Mijn objecties tegen de woorden van Heidegger over het niets berust niet op een van deze tegenwerpingen. Ik ben het met Heidegger eens dat het bij metafysica eerst om ervaring gaat, voordat de wetten van de logica van nut zijn. Wat mijn objectie is, is dat Heidegger in zijn spreken over niets toch altijd gebruik zal maken van woorden die uit iets voortkomen. De woorden de we met ons zijn hebben meegekregen en ervaren worden aangewend tot het spreken over niets. Woorden als duisternis en licht, afgrond en hoogte zijn allemaal bouwstenen van dingen die zijn. En we hebben vrees voor duisternis, voor afgrond; een onbepaalde vrees omdat we niet weten wat erachter ligt: een angst. Bij duisternis is het de angst voor wat verborgen is, bij een afgrond is het de angst voor de dood. Is dat het tevoorschijn treden van het niets of onze blindheid voor wat erachter ligt? En die bovendien daardoor bepaald is, dat dat wat erachter ligt vijandig kan zijn? Mijns inziens is het inderdaad de blindheid die de angst veroorzaakt. Denken over het niets is geen offer aan het niets, het is een offer aan het zijn -- maar aan zelfgekozen aspecten van het zijn. Ook het ervaren of weten van Heidegger over het zijn is mijns inziens schijnweten.

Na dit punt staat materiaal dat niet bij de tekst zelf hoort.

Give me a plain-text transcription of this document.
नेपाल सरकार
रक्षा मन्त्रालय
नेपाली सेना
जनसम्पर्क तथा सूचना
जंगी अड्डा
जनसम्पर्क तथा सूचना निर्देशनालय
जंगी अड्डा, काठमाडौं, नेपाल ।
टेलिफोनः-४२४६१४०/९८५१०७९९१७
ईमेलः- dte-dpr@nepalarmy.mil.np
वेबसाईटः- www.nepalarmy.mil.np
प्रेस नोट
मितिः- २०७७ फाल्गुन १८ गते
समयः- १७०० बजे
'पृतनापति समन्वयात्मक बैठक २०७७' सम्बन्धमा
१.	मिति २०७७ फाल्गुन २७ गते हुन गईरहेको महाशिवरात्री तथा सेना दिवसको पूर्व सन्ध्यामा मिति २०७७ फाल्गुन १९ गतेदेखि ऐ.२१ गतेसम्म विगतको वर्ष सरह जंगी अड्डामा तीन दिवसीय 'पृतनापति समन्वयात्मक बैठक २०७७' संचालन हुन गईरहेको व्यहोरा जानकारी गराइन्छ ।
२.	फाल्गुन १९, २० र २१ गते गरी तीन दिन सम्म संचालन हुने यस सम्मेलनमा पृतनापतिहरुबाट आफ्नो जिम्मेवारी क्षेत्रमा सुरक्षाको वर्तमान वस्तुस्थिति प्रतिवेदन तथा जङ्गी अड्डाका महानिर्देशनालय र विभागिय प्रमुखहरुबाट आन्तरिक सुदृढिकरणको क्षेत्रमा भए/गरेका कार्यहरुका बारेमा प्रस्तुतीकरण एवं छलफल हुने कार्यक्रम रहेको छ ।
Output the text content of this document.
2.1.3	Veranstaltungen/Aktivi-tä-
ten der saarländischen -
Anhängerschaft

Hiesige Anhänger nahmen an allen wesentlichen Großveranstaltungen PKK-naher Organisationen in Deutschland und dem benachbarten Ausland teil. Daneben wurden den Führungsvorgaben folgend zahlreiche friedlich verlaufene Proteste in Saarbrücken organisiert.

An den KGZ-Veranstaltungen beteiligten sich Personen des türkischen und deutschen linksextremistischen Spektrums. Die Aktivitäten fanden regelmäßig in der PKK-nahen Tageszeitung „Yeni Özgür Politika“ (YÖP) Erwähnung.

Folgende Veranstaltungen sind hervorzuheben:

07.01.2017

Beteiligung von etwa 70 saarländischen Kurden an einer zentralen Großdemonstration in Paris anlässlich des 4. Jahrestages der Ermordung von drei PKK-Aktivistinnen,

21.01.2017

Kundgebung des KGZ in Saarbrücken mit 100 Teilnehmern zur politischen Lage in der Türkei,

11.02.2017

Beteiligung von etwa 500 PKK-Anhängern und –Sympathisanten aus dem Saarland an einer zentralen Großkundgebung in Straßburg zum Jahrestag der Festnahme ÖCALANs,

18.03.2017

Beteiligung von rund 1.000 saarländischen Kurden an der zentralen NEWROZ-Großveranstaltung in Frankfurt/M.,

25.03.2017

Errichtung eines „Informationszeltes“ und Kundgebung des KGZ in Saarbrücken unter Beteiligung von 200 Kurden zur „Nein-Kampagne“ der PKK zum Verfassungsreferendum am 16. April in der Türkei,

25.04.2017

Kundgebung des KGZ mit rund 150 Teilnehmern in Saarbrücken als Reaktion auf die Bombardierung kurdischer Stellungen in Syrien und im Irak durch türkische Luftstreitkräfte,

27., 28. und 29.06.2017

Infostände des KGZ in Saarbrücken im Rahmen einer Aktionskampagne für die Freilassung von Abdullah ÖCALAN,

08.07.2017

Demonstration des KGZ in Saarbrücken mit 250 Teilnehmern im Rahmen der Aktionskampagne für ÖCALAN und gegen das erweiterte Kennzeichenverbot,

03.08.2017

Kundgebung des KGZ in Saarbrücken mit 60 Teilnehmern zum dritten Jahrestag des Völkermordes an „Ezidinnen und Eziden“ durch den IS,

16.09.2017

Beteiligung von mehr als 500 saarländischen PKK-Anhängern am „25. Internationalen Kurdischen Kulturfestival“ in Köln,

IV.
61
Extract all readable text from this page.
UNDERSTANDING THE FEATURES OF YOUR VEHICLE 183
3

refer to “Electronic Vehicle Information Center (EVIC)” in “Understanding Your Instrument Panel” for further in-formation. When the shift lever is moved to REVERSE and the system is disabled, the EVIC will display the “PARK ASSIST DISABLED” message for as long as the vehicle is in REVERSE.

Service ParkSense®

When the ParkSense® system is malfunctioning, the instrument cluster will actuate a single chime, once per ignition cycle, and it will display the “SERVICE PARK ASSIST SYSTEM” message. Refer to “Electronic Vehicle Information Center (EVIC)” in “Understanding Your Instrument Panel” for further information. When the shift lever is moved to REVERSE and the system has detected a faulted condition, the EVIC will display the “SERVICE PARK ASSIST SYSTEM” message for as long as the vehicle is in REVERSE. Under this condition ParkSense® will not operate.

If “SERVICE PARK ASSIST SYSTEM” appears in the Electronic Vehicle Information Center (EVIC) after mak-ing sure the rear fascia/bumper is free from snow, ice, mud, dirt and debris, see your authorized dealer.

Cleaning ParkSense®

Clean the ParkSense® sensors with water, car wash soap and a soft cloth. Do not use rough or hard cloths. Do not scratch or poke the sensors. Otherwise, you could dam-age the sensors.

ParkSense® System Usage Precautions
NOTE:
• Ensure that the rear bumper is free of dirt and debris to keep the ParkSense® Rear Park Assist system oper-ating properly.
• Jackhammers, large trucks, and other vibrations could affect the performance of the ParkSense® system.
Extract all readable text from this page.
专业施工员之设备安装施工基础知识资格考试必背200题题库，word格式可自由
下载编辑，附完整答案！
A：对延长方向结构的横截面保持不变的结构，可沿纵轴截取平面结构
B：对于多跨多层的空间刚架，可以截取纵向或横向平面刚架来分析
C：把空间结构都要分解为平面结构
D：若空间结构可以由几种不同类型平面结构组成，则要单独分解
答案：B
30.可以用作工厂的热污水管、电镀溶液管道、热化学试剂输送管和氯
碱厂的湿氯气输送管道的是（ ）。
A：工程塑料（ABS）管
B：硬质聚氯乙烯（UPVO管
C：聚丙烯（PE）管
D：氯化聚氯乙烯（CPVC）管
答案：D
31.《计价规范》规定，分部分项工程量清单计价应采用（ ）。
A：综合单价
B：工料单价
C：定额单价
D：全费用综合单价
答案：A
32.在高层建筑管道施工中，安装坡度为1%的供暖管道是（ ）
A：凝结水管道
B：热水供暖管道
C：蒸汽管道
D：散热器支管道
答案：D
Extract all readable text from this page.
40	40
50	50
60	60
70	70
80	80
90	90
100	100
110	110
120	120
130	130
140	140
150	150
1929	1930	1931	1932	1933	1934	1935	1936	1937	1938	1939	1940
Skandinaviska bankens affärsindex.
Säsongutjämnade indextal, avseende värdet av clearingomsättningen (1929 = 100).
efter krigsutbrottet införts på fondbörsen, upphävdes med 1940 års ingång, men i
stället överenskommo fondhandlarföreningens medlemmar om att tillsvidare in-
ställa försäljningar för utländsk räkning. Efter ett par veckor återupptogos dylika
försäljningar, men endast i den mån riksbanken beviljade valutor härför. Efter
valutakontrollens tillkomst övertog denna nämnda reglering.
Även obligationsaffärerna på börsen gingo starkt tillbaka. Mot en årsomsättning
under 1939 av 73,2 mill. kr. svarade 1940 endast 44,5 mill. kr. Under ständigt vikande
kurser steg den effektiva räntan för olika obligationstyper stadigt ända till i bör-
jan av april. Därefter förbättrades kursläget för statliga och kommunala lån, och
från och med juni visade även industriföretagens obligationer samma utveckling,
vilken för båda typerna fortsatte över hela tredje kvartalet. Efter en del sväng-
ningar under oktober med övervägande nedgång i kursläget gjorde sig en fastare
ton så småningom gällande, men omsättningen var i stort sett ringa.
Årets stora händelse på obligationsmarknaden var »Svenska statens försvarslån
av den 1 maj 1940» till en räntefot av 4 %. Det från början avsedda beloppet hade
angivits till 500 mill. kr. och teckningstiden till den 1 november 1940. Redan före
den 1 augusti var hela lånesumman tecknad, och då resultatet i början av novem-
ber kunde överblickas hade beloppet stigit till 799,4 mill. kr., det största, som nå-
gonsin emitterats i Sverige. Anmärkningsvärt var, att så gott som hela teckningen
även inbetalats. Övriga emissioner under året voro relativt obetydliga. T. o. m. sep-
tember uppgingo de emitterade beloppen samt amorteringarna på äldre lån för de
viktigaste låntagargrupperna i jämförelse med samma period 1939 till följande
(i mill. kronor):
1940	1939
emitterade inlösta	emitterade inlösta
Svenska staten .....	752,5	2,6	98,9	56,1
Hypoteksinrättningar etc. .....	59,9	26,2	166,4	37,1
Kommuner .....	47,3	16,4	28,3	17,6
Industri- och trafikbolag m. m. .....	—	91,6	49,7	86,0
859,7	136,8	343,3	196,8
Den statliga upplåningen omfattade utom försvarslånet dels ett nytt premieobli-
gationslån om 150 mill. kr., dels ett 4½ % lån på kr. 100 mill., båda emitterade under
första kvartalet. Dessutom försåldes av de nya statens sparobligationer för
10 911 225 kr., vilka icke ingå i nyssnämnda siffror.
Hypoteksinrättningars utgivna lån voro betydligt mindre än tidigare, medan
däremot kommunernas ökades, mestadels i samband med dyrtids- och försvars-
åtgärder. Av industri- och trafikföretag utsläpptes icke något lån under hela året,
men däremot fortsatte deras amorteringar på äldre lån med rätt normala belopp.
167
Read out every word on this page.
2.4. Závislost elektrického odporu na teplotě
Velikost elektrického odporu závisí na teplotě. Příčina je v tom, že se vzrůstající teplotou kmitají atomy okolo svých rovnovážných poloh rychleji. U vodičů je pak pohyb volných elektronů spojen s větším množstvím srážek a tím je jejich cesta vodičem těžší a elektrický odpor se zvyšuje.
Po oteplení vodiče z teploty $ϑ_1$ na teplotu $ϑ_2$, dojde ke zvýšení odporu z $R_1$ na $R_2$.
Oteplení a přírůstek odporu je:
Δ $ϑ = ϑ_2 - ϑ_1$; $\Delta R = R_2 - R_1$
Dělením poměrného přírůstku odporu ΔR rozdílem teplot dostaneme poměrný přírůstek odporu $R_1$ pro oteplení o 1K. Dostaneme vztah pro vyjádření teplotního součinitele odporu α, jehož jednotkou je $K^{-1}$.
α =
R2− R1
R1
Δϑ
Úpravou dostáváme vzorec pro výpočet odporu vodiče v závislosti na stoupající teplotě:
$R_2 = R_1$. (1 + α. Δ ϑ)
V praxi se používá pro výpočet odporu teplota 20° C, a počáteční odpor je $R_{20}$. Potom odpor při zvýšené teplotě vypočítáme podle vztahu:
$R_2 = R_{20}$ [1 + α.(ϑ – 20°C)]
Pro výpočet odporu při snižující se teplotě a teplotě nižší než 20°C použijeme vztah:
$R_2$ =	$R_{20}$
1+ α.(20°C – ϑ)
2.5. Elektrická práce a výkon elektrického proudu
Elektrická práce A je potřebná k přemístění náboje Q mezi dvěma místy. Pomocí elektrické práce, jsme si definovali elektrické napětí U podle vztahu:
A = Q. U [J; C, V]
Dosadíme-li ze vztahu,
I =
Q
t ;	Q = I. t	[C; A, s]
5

Pas als het vijandige er niet meer is, als de blindheid ophoudt, is er opheffing van de vrees voor het onbepaalde en wordt de vlucht naar het bepaalde op een andere manier onnodig. Maar: als mensen kunnen we ons dat niet voorstellen. Daarom blijven onbepaalde vragen aantrekkingskracht behouden, zoals de vraag naar niets.
Heidegger probeert zijn denken te legitimeren door te appelleren aan behoedzaamheid en zorgvuldigheid in een pre-logisch stadium. "Het denken, gehoorzaam aan de stem van het zijn, zoekt daarvoor het woord, het woord waarin de waarheid van het zijn ter sprake komt. (...) Het denken van het zijn hoedt het woord (...). Het zeggen van de denkers komt uit de lang behoede sprakeloosheid en uit de zorgvuldige opheldering van het daarin geopenbaarde bereik" [p.83]. Het is de vraag of Heidegger zorgvuldig en behoedzaam genoeg is geweest. Anderzijds is het gewoon een uitdrukking van menselijkheid. Een menselijke uitdrukking die (meen ik als christen) ervan afziet om een ander woord als gegeven te beschouwen: het Woord van God. Waarvan staat: "Uw woord is een lamp voor mijn voet, en een licht voor mijn pad" (Psalm 119:105).